Am 2. Mai 2016 diskutierten Asst. Prof. Dr. Ebru Turhan (Türkisch-Deutsche Universität), Dr. Lale Akgün (MdB a.D., SPD), Serap Güler (MdL, Nordrhein-Westfalen, CDU), Jun.-Prof. Dr. Béatrice Hendrich (Universität zu Köln), Dr. Funda Tekin (Universität zu Köln, Centre international de formation européenne) über die EU-Türkische Kooperation im Kontext der Beitrittsverhandlungen der Türkei. Dabei wurde neben dem Stand und Fortgang der Beitritts- und Kooperationsverhandlungen, eine Wahrnehmung der Türkei im Vergleich zu andern Staaten diskutiert. Zudem wurde die institutionelle Rolle des Europäischen Rats im EU-Türkei-Deal sowie die Möglichkeiten einer differenzierten Integration beleuchtet. Die Diskussion wurde von Prof. Wolfgang Wessels (Universität zu Köln) moderiert und von 72 Studierenden und Interessierten besucht.
Einen einführenden Vortrag begann Ebru Turhan mit einem Bericht zur Lage der Beitrittsverhandlungen zwischen der EU und der Türkei:
- In den zwei Jahren vor der Zuspitzung der Flüchtlingskrise im Oktober 2015 seien nur zwei Kapitel der Beitrittsverhandlungen eröffnet worden. Dabei habe sich der Prozess vordringlich auf Fortschrittsberichte der Europäischen Kommission beschränkt, während es nur wenige Aussagen der Staats und Regierungschefs gegeben habe. Noch 2014 habe Angela Merkel ihre Skepsis gegenüber einer Vollmitgliedschaft ausgedrückt, sich jedoch für die Öffnung weiterer Kapitel ausgesprochen.
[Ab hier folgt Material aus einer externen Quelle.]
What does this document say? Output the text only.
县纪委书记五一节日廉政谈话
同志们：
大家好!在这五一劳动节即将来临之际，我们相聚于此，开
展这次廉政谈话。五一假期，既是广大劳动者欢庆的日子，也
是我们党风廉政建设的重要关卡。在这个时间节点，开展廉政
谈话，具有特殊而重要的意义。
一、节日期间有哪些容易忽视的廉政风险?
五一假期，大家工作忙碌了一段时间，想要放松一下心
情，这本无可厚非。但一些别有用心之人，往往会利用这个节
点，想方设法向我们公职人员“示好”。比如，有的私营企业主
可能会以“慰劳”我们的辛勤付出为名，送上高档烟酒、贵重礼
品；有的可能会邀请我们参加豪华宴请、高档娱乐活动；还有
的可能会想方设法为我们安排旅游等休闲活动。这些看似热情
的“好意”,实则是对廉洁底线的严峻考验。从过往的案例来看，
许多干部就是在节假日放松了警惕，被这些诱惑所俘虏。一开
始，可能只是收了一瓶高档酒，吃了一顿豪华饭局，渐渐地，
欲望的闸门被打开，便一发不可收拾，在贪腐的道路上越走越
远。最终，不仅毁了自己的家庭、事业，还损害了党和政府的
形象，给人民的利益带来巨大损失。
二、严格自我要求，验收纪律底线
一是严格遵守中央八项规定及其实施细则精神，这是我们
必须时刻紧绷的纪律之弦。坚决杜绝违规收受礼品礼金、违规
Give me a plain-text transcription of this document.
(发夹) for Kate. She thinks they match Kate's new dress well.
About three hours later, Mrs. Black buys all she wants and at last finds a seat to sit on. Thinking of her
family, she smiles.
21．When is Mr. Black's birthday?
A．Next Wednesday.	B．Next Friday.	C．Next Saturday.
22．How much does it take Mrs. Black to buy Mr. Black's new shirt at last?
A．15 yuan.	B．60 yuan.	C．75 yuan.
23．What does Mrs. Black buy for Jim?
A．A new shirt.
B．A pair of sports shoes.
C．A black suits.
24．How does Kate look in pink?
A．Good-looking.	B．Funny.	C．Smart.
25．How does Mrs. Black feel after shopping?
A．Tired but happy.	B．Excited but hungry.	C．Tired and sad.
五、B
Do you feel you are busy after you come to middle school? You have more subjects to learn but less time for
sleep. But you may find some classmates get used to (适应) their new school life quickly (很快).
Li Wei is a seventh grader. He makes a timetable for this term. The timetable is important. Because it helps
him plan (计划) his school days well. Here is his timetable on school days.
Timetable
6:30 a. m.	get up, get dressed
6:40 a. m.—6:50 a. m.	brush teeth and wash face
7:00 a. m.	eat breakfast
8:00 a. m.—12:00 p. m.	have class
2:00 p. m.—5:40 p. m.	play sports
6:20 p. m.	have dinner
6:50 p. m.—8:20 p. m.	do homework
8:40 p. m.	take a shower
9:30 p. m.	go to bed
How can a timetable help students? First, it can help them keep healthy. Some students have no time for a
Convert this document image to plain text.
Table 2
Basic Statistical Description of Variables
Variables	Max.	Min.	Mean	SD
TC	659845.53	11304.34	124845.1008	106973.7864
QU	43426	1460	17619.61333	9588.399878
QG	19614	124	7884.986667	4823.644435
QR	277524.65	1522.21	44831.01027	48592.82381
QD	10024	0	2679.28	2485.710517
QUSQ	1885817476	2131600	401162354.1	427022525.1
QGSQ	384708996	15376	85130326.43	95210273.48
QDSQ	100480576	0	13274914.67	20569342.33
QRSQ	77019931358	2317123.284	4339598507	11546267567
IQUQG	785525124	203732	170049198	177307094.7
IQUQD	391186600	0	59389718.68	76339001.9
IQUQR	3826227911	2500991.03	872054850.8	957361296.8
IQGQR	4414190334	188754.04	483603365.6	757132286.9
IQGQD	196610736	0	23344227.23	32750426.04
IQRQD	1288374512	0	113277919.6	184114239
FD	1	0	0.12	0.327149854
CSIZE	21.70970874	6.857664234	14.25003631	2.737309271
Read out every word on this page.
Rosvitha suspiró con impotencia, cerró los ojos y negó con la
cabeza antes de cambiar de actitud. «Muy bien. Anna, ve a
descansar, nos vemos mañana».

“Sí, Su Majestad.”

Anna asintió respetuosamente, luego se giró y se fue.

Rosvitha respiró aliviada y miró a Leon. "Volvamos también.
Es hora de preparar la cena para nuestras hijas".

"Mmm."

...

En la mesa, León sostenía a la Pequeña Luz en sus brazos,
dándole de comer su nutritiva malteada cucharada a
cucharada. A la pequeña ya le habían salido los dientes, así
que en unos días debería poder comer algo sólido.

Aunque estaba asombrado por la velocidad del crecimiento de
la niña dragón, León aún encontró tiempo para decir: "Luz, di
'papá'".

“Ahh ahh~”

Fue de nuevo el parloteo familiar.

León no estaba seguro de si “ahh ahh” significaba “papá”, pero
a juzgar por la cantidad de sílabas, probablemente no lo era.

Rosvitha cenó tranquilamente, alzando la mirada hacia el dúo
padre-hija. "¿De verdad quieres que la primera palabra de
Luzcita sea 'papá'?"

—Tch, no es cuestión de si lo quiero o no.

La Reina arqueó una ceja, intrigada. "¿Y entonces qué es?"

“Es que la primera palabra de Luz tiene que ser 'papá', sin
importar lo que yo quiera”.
- Im Kontext der Flüchtlingskrise ist die Visaliberalisierung an die erfolgreiche Durchführung des Rücknahmeabkommens zwischen der EU und der Türkei geknüpft worden. Eine Umsetzung der Visaliberalisierung setzt dabei voraus, dass die Türkei einen sogenannten „Fahrplan zur Einführung der Visafreiheit mit der Türkei“ erfüllt. Dieser umfasst 72 Kriterien, beispielsweise den Schutz von Grenzen und Grundrechten. Erst wenn diese erfüllt sind, könne die Kommission einen Vorschlag zur Abschaffung der Visapflicht machen, dem danach noch der Ministerrat und das Europäische Parlament zustimmen müssen. Kritisch hier ist die Gewährung der Visa-Freiheit für Bürger aller EU-Staaten in der Türkei. Zwar besteht diese bereits für einige Länder, einen besonders schwierigen Fall stellt jedoch Zypern dar: Würde die Türkei zypriotischen bürgern Visafreiheit erteilen, käme dies einer Anerkennung Zyperns als Staat gleich. Da eine solche als unwahrscheinlich gilt, stelle sich laut Turhan die Frage, ob die Kommission in diesem Fall einen Kompromiss eingehe.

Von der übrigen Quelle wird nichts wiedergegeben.